Basic Concept/Corporate Governance Structure
Basic Concept
We believe in the importance of improving management efficiency and integrity through establishing a transparent and fair management organization, speeding up the decision-making for important matters on the management, and strengthening the supervisory function of business execution, all of which contribute to improving corporate value.
We are well aware that it is the duty of the Company's directors and employees to put these ideas into practice, as well as complying with all laws and regulations and maintaining discipline, with consideration towards environmental and social issues to conduct a fair, transparent and appropriate business in an atmosphere of free competition. In this way, we show all stakeholders, including our shareholders, customers, business partners, employees, and local communities, that we value the trust that they place in us.
Our Company's officers and employees are small in number, allowing for uncomplicated information gathering and operations management when compared to a large-scale corporation with many staff members. Our corporate organization reflects this feature.
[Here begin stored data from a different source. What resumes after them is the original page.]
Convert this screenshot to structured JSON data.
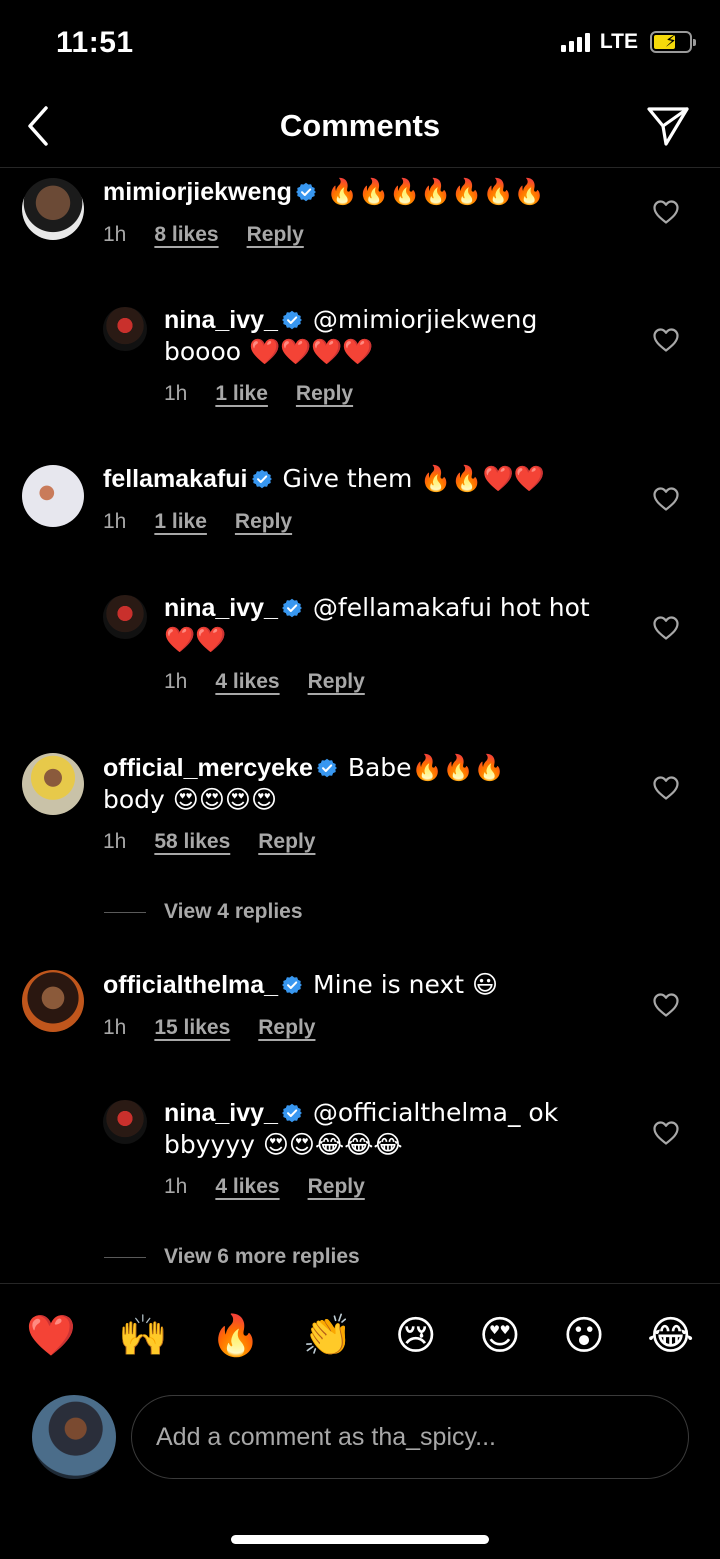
{
  "status_bar": {
    "time": "11:51",
    "network": "LTE",
    "battery_charging": true
  },
  "nav": {
    "title": "Comments"
  },
  "comments": [
    {
      "username": "mimiorjiekweng",
      "text": "🔥🔥🔥🔥🔥🔥🔥",
      "time": "1h",
      "likes": "8 likes",
      "reply": "Reply",
      "replies": [
        {
          "username": "nina_ivy_",
          "text": "@mimiorjiekweng boooo ❤️❤️❤️❤️",
          "time": "1h",
          "likes": "1 like",
          "reply": "Reply"
        }
      ]
    },
    {
      "username": "fellamakafui",
      "text": "Give them 🔥🔥❤️❤️",
      "time": "1h",
      "likes": "1 like",
      "reply": "Reply",
      "replies": [
        {
          "username": "nina_ivy_",
          "text": "@fellamakafui hot hot ❤️❤️",
          "time": "1h",
          "likes": "4 likes",
          "reply": "Reply"
        }
      ]
    },
    {
      "username": "official_mercyeke",
      "text": "Babe🔥🔥🔥 body 😍😍😍😍",
      "time": "1h",
      "likes": "58 likes",
      "reply": "Reply",
      "view_replies": "View 4 replies"
    },
    {
      "username": "officialthelma_",
      "text": "Mine is next 😃",
      "time": "1h",
      "likes": "15 likes",
      "reply": "Reply",
      "replies": [
        {
          "username": "nina_ivy_",
          "text": "@officialthelma_ ok bbyyyy 😍😍😂😂😂",
          "time": "1h",
          "likes": "4 likes",
          "reply": "Reply"
        }
      ],
      "view_replies": "View 6 more replies"
    }
  ],
  "emoji_bar": [
    "❤️",
    "🙌",
    "🔥",
    "👏",
    "😢",
    "😍",
    "😮",
    "😂"
  ],
  "composer": {
    "placeholder": "Add a comment as tha_spicy..."
  },
  "colors": {
    "background": "#000000",
    "secondary_text": "#a8a8a8",
    "verified": "#3897f0"
  }
}
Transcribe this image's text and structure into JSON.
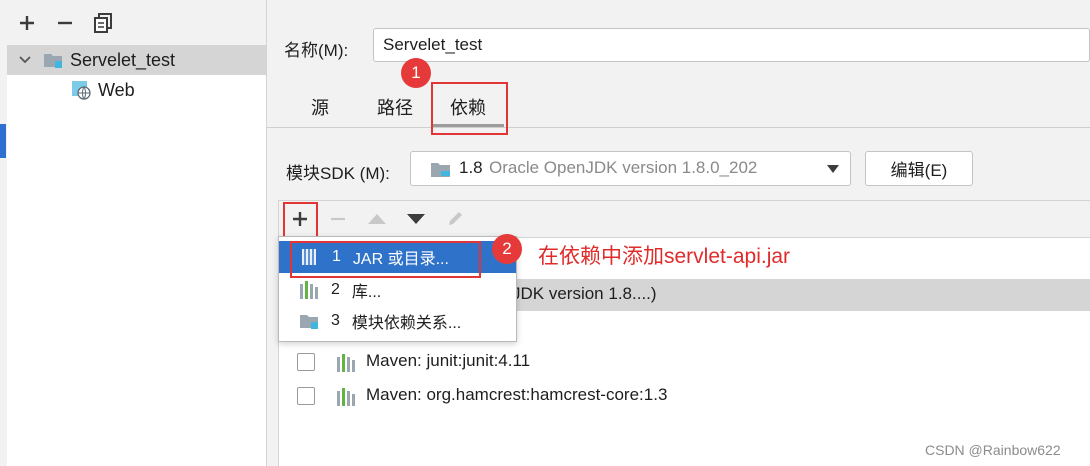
{
  "left_panel": {
    "toolbar": {
      "add_icon": "plus-icon",
      "remove_icon": "minus-icon",
      "copy_icon": "copy-icon"
    },
    "tree": [
      {
        "label": "Servelet_test",
        "icon": "module-folder-icon"
      },
      {
        "label": "Web",
        "icon": "web-facet-icon"
      }
    ]
  },
  "right_panel": {
    "name_label": "名称(M):",
    "name_value": "Servelet_test",
    "tabs": [
      {
        "label": "源"
      },
      {
        "label": "路径"
      },
      {
        "label": "依赖"
      }
    ],
    "sdk_label": "模块SDK (M):",
    "sdk_version": "1.8",
    "sdk_detail": "Oracle OpenJDK version 1.8.0_202",
    "edit_button": "编辑(E)",
    "dep_toolbar": {
      "add_icon": "plus-icon",
      "remove_icon": "minus-icon",
      "up_icon": "arrow-up-icon",
      "down_icon": "arrow-down-icon",
      "edit_icon": "pencil-icon"
    },
    "hidden_row_text": "JDK version 1.8....)",
    "dependencies": [
      {
        "label": "Maven: junit:junit:4.11"
      },
      {
        "label": "Maven: org.hamcrest:hamcrest-core:1.3"
      }
    ]
  },
  "popup_menu": {
    "items": [
      {
        "num": "1",
        "label": "JAR 或目录...",
        "icon": "jar-icon"
      },
      {
        "num": "2",
        "label": "库...",
        "icon": "library-icon"
      },
      {
        "num": "3",
        "label": "模块依赖关系...",
        "icon": "module-icon"
      }
    ]
  },
  "annotations": {
    "badge1": "1",
    "badge2": "2",
    "note": "在依赖中添加servlet-api.jar",
    "colors": {
      "accent_red": "#e23535",
      "selection_blue": "#2f72c9"
    }
  },
  "watermark": "CSDN @Rainbow622"
}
We also appropriately arrange our human resources and strive to maintain a sense of balance between each department and committee to fully exert the functions of our organization.
Corporate Governance Structure
※Consisting of Directors who are Audit&Supervisory Committee Members
Summary of Boards, Meetings, and Committees
| Name | Chairperson | Summary | Number of meetings held (FYE March 2025) |
|---|---|---|---|
|
Board of Directors |
President and Chief Executive Officer |
As a general rule, the board holds a meeting once a month to determine important matters on the management and supervise the status of execution of duties. |
11 times |
|
Audit & Supervisory Committee |
Audit & Supervisory Committee Member (Standing) |
The committee audits the Directors' execution of duties and the Company's internal control system, and receives reports from the Independent Accounting Auditor on matters including the quarterly financial results and the year-end audit report. |
12 times |
|
Management Meeting |
President and Chief Executive Officer |
The standing officers and general managers in charge of each department attend this meeting to report and review the status and plans of such operation under the basic policy determined by the Board of Directors. |
11 times |
|
Nomination and Remuneration Committee |
Outside Director |
The committee deliberates on personnel matters, including the election and dismissal of the management team. Matters such as compensation for the management team are also deliberated. The chairperson and the majority of the committee members are Independent Outside Directors. |
4 times |
|
Sustainability Committee |
President and Chief Executive Officer |
The committee, which is chaired by the President, consists of members of the Sustainability Promotion Group and members appointed by each department. It convenes regularly and reports on its activities to the Management Meeting and the Board of Directors if necessary. |
5 times |
|
Compliance Committee |
Executive Officer in Charge |
The committee, which is an organization under the direct control of the President, consists of a chairperson and several members selected from various departments. It convenes regularly and reports on its activities to the President, as well as the Management Meeting and the Board of Directors if necessary. |
4 times |
|
Risk Management Committee |
Executive Officer in Charge |
The committee, which is an organization under the direct control of the President, consists of a chairperson and several members selected from various departments. It convenes regularly and reports on its activities to the President, as well as the Management Meeting and the Board of Directors if necessary. |
5 times |
※The number of meetings of the Audit & Supervisory Committee is the number of meetings of the Audit & Supervisory Board held before the transition. ※In addition to the number of meetings of the Board of Directors listed above, there was one written resolution that was deemed to be a resolution of the Board of Directors in accordance with Article 370 of the Companies Act and the Articles of Incorporation of the Company. ※In addition to the number of meetings of the Nomination and Remuneration Committee listed above, there was one written resolution.